Memory Consumption Issues with Dataloader2 using Reading Service in Torch DataPipe

I am currently working on training a segmentation model and have incorporated Torch DataPipe into my pipeline(Please refer the above pipeline graph). I am using Dataloader2 at the end of this pipeline and have observed some peculiar behavior with and without the multiprocessing reading service.
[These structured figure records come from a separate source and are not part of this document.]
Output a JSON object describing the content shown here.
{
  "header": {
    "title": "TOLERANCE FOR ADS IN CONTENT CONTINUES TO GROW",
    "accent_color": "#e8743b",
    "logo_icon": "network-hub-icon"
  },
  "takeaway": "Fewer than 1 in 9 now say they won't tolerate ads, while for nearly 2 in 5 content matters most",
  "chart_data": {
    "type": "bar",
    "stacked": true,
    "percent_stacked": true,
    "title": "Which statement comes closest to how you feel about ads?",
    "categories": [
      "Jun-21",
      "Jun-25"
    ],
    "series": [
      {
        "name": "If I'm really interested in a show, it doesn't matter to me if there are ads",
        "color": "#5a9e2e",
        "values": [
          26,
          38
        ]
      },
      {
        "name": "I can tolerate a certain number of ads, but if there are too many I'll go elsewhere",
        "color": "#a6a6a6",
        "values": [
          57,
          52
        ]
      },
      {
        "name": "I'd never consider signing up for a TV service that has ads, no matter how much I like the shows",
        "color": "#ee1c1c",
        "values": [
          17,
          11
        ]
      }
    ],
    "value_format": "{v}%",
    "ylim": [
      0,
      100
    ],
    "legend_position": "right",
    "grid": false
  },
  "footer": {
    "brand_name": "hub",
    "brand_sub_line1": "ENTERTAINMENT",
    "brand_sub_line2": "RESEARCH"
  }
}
I’d appreciate some insights and guidance on the correct usage and potential solutions.

Note: I am using single GPU for training.
TorchData version: 0.6.1

Case 1: With Reading Service

Memory Consumption: I’ve noticed a significant increase in memory consumption at each epoch(For example if the memory occupied in epoch-1 is around 25gb then at the starting of 2nd epoch it gets doubled to more than 50gbs and so on).This hike in the memory occupancy seems concerning to me.

Epoch Completion Time: The time taken for each epoch to complete is approximately 700 seconds.
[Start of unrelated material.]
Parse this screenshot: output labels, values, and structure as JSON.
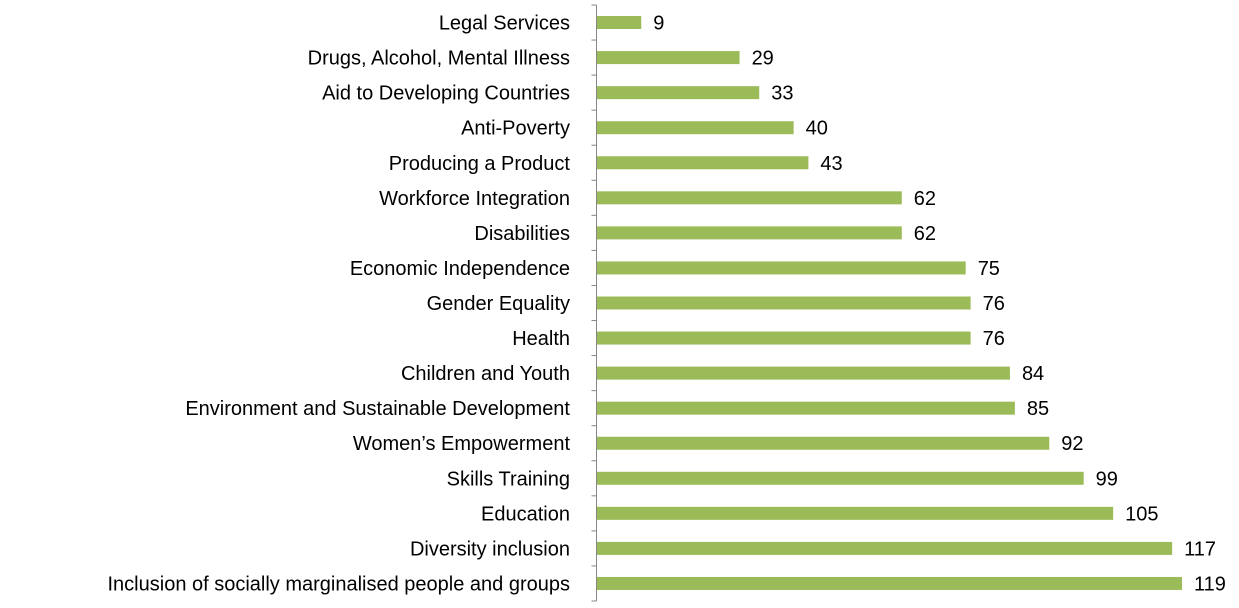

Case 2: Without Reading Service**

Memory Consumption: The memory stabilizes after a certain point and does not show the same increase as observed in Case 1.(i.e the memory occupied in the first epoch does not doubles up but just remains somewhat constant throughout all epochs)
Epoch Completion Time: The epoch completion time, however, doubles to around 1500 seconds.
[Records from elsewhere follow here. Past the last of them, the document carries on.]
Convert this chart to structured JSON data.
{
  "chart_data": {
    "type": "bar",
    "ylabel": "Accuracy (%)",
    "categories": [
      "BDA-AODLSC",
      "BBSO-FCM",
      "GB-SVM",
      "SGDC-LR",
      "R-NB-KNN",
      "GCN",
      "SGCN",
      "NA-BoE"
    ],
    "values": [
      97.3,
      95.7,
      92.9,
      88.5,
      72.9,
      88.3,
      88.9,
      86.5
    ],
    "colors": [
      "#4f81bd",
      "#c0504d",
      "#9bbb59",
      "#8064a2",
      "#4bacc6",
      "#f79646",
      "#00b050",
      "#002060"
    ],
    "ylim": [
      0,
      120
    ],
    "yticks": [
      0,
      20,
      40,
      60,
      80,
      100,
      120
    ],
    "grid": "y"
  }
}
Given these observations, I have a few questions:

  1. Correct Usage of Reading Services with Dataloader2: Is there a recommended or best-practice way to use the reading service with Dataloader2 to ensure efficient memory usage without compromising too much on speed?
  2. Usage of initialize_iteration() and finalize() Methods: I’ve come across the initialize_iteration() and finalize() methods that can be used at the beginning and end of each epoch, respectively. I am not sure if these could solve the above problem, if yes can someone provide guidance or examples on how to correctly implement these methods in the context of Dataloader2 and Torch DataPipe?

I’d be grateful for any insights, suggestions, or references to relevant documentation or threads that might help address these issues. Thank you in advance for your time and assistance!

Best regards,


@nivek @ptrblck @ejguan I’ve noticed your contributions in related threads and was hoping you might have some insights or could point me in the right direction, against the above issue(Memory Consumption Issues with Dataloader2 using Reading Service in Torch DataPipe).